La abuela se detenía en todas las tiendas de tela que había detrás de la Plaza Mayor, a preguntar los precios o si tenían un tipo u otro de tela, y yo empezaba a arrepentirme de haberme ido con ella... Habíamos cogido el tranvía desde nuestro barrio hasta el centro, muy temprano, porque a la abuela no le gustaba encontrarse con todo el gentío al medio día, ni con los turistas que empezaban a llegar a nuestro país desde diversos puntos de Europa. El resultado es que yo ya estaba cansada, y empezaba a tener un poco de hambre.
En ese momento, nos adelantó un grupo de colegiales, todos iguales, con sus sombreritos y sus pantalones cortos, precedidos de una monja con ancha toca y hábito negro. Me miró amenazante cuando tropecé con ella mientras jugaba a saltar las líneas de la acera, y corrí a refugiarme en las faldas de la abuela. Pero ella ya entraba en otro comercio, sin hacerme mucho caso y, en un ataque de valentía, le saqué la lengua a aquella monja, mientras me metía yo también en la tienda, entre metros y metros de telas.
Siempre pensaba que para la abuela aquello debía ser algo parecido al paraíso. Igual que yo me lo imaginaba con dulces y bollos de los que apenas podíamos comer en el día a día, para ella la costura, las telas y los hilos, debían ser su golosina particular.

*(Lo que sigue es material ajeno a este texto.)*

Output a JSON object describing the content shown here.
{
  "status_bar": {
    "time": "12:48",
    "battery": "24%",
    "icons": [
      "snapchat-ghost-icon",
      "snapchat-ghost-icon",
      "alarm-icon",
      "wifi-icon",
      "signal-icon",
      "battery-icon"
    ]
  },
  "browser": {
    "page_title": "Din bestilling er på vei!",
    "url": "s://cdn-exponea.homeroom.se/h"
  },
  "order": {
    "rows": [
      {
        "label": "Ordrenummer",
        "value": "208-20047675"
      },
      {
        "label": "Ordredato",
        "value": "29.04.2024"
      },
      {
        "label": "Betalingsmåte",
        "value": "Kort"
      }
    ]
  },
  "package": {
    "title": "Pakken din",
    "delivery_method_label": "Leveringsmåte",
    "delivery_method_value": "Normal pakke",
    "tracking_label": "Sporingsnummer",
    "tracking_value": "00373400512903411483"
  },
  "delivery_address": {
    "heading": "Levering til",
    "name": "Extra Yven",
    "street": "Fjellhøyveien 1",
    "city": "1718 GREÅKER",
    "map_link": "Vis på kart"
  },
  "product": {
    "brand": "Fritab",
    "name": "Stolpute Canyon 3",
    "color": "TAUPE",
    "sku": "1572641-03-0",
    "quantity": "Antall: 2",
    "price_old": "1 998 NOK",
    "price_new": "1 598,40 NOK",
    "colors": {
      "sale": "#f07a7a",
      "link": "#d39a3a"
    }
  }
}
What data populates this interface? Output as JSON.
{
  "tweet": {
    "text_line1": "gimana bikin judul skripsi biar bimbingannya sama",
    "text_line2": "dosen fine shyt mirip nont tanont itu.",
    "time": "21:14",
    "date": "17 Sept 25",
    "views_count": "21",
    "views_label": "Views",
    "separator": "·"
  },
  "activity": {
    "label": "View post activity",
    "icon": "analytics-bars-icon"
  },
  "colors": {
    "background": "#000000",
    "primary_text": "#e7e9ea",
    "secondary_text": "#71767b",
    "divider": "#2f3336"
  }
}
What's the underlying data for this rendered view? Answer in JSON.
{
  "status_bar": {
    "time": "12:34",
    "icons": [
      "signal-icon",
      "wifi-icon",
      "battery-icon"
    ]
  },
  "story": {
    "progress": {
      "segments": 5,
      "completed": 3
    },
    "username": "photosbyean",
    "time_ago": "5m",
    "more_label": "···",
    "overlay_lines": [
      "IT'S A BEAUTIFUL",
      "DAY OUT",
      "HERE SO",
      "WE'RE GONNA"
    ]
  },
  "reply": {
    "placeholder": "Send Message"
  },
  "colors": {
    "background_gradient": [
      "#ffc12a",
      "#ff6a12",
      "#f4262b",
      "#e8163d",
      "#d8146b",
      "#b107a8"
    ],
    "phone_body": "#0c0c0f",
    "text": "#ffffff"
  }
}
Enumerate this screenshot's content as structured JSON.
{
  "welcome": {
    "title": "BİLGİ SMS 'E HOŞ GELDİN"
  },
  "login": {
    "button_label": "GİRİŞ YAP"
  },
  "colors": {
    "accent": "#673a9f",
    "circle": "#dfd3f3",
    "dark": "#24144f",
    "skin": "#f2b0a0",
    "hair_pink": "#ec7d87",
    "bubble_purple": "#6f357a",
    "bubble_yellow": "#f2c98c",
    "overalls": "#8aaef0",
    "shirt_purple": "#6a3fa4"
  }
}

- ¿Quieres un dulce para almorzar? –dijo de repente la abuela, como si me leyera el pensamiento.
Y mientras saboreaba la napolitana de chocolate que me había pedido en La Mallorquina, pensaba en que no recordaba ni un solo día en el que la máquina de coser no estuviera funcionando en casa de la abuela. Yo pasaba con ella casi todas las tardes, en su pequeño piso de Chamberí. Mi madre se quedaba en casa con mis hermanos, mientras cosía unas camisas para un taller de Carabanchel, y mi padre trabajaba en un ultramarinos. Y yo, aprovechaba y me bajaba a casa de la abuela, que vivía apenas a dos calles, con la excusa de que me iba a enseñar a coser. Ella lo intentaba, pero yo no tenía ni la paciencia ni la maña necesaria para tan ardua tarea.
Terminábamos poniendo la radio, y en cuanto salía una canción de Marisol o de Concha Piquer, daba igual, cantaba y bailaba por el salón lleno de hilos, mientras la abuela reía y canturreaba a su vez, sin apartar, eso sí, su cansada vista de aquel montón inmenso de labores.